In the forward, Bondy writes: “It is true: Spectators require considerable patience to love the sport.” He lost me. Before page 1. In the Roman numeral-ed pages. It’s opinion, but he’s wrong, and nearly every soccer fan should recoil in argument. If the author believes that statement, I don’t want him writing this book. And it continues throughout. Bondy is no soccer analyst, and thankfully doesn’t try to be, but every few pages an adjective goes awry. Jozy Altidore a mature finisher at 17? Really? Clint Dempsey’s assimilation into Fulham and the Premiership was remarkably smooth?
Bondy describes the USMNT as lacking consistent passion and ability, and the same could be said for the book. Where he gets it most right is when he tackles subjects few if any have reported on. The chapters on Sunil Gulati and Bob Bradley rise above the rest simply because so little is known about those two men in comparison to the players. Gulati’s rise to power and prickly nature are sufficiently explained, and the development of Bradley’s soccer passion through his own playing career is placed in proper context… “chasing the game.” But there is no deep discussion of the decisions the two most powerful men in U.S. Soccer have made thus far in their tenures. Bondy gets history right, but avoids the reasons that could help understand why. The source material is thin.
Which quotes are original and which are taken from previous articles (there is a 2-page bibliography) is unclear, and that falls to Bondy’s lack of narrative and the decision to report the facts straightforward as opposed to taking any literary path. Instead, generalizations breaking the golden show-me-don’t-tell-me journalism rule fill the void: “For what it was worth, this disparate group of athletes genuinely
appeared to enjoy each other’s company during these brief stints.”

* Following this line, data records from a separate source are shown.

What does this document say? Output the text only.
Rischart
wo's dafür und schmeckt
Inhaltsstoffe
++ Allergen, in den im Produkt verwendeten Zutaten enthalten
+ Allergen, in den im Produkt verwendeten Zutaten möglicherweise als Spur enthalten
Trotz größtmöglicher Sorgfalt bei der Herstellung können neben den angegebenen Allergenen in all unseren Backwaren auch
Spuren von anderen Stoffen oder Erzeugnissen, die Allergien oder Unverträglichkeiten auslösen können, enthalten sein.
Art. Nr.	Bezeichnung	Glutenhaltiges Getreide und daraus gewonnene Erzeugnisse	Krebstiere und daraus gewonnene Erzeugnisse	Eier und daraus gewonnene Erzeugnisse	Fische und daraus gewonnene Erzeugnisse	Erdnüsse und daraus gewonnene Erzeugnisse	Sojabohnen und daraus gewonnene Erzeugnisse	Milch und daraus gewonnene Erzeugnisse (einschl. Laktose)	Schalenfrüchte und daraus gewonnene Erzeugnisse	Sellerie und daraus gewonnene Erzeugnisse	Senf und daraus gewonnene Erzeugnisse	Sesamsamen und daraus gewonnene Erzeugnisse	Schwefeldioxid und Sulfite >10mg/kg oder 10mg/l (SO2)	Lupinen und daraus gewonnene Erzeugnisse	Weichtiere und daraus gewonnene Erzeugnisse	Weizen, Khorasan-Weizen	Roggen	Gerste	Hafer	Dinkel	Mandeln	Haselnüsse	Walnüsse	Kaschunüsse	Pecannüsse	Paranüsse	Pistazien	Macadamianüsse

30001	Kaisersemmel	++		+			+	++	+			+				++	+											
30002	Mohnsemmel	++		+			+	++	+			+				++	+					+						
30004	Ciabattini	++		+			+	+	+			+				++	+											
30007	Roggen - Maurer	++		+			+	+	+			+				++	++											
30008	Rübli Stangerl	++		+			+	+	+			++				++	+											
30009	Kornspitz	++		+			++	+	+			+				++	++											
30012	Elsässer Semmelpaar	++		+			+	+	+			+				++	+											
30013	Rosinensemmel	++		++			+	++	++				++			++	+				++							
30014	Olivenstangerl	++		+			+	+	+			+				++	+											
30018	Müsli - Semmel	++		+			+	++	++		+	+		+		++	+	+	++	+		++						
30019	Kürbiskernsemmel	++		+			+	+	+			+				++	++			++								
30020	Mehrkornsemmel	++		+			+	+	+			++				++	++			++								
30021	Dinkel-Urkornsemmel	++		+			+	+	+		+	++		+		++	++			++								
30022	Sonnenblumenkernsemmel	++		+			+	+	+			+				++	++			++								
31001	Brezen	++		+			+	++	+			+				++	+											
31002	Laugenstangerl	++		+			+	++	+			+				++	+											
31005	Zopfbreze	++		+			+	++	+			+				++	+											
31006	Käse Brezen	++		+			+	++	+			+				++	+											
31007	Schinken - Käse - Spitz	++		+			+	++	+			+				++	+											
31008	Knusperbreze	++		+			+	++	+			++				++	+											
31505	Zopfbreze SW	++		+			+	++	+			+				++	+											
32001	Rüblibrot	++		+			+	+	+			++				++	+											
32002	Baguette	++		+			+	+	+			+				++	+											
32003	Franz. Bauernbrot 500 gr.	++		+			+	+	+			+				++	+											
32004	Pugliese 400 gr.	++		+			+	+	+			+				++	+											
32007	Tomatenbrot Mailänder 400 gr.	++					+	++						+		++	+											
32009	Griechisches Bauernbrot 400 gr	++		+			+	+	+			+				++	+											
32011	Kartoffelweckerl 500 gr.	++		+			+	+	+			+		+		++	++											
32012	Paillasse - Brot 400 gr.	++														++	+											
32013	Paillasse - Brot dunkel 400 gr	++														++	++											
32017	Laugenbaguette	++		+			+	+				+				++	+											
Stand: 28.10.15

Why does the author feel that way? What did he see that tells him that? Show me! There’s a chapter, more solid than any presently included, in that washed statement that delves into the curious relationships and fly-by-night circumstances of national team life.
One has to wonder how much access was granted and how much time Bondy spent reporting and writing. Or if all that time was simply spent at games—the notorious death knell for a reporter looking for juicy material.
Soccer fans will perchance have some of their opinions changed thanks to Bondy, who through his painstaking march through qualifying games forces readers to gain a respect for not just this version of the national team, but the entire program which has gone from complete joke to competitive in less than one human lifetime. Bondy has the historical context that readers must acknowledge and hits nearly every point on the map of American soccer. But he touches it and races off to the next.
The puzzle pieces are here in some order to form a solid picture of this team. But sadly, like one of his first descriptions of the sport, USMNT fans will need patience to enjoy this book. About 10 years of it. Less, of course, if we win this thing down in South Africa.